After the Iceland volcano in April 2010, some scientists called for more research into whether global warming could trigger an increase in geological hazards – volcanoes, earthquakes, landslides, tsunamis. This idea is extremely speculative. No evidence yet exists. But some believe the question deserves a deeper look. In Iceland, Oddsson said, volcanologists are asking another question – how volcanoes might affect climate, instead of the other way around. Volcanoes are known to cool climate with the ash they release. This ash – a mix of burned-up rock and water vapor – can become trapped in the atmosphere.

Bjorn Oddssen: It can cause cooling in the world. That’s what we’ve seen through the history and the centuries. It just blocks the sun out. It can cause a degree or two in temperature, which is lower for one or two years.

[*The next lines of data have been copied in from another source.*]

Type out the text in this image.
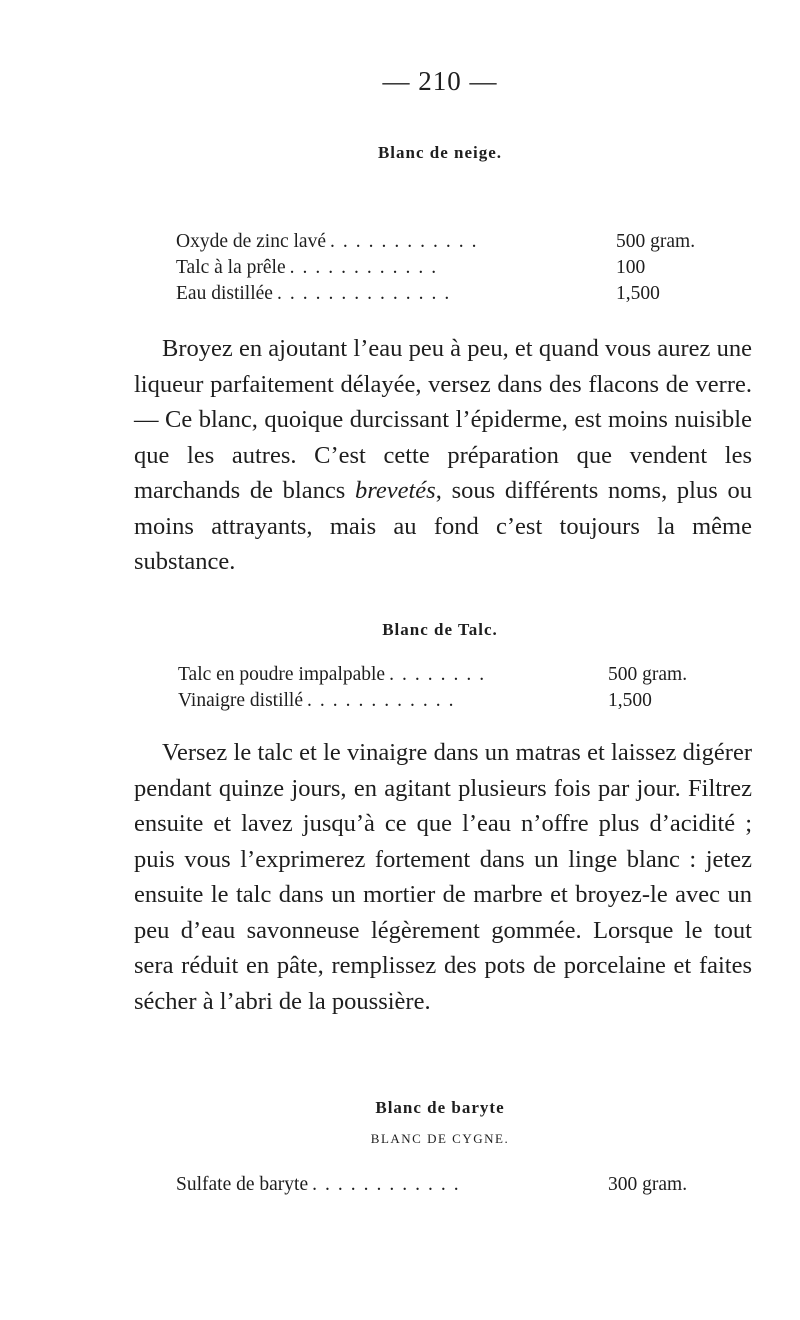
— 210 —
Blanc de neige.
Oxyde de zinc lavé ............	500 gram.
Talc à la prêle ............	100
Eau distillée ..............	1,500

Broyez en ajoutant l’eau peu à peu, et quand vous aurez une liqueur parfaitement délayée, versez dans des flacons de verre. — Ce blanc, quoique durcissant l’épiderme, est moins nuisible que les autres. C’est cette préparation que vendent les marchands de blancs brevetés, sous différents noms, plus ou moins attrayants, mais au fond c’est toujours la même substance.

Blanc de Talc.
Talc en poudre impalpable ........	500 gram.
Vinaigre distillé ............	1,500

Versez le talc et le vinaigre dans un matras et laissez digérer pendant quinze jours, en agitant plusieurs fois par jour. Filtrez ensuite et lavez jusqu’à ce que l’eau n’offre plus d’acidité ; puis vous l’exprimerez fortement dans un linge blanc : jetez ensuite le talc dans un mortier de marbre et broyez-le avec un peu d’eau savonneuse légèrement gommée. Lorsque le tout sera réduit en pâte, remplissez des pots de porcelaine et faites sécher à l’abri de la poussière.

Blanc de baryte
BLANC DE CYGNE.
Sulfate de baryte ............	300 gram.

Oddsson said the degree of volcanoes’ cooling the atmosphere can vary. It depends on how big the volcanic eruption is, the size of the ash plume, and where winds carry the ash. He pointed to a volcanic eruption in Iceland in the 18th century that caused crops to fail in Europe

Bjorn Oddsson: They just didn’t have enough sunlight to grow.

He added that the volcano had also released major amounts of sulfur gas, which is harmful to crops. Oddsson said, currently, there’s no highly accurate way to model how volcanic ash is produced and dispersed – or the specific effects volcanoes have on weather patterns. But he said the Eyjafjallajokull volcano should provide a test case.

Bjorn Oddsson: Now we are gaining a lot of data from this volcano. We have to work with this data, and put them into the models to make them better. I’m not saying that the models are bad, I’m just saying that we have to make them better.

He reiterated that this is what science is all about.

Bjorn Oddson: To collect data, and evaluate the data, and you have the idea, and then you have a discussion about the idea.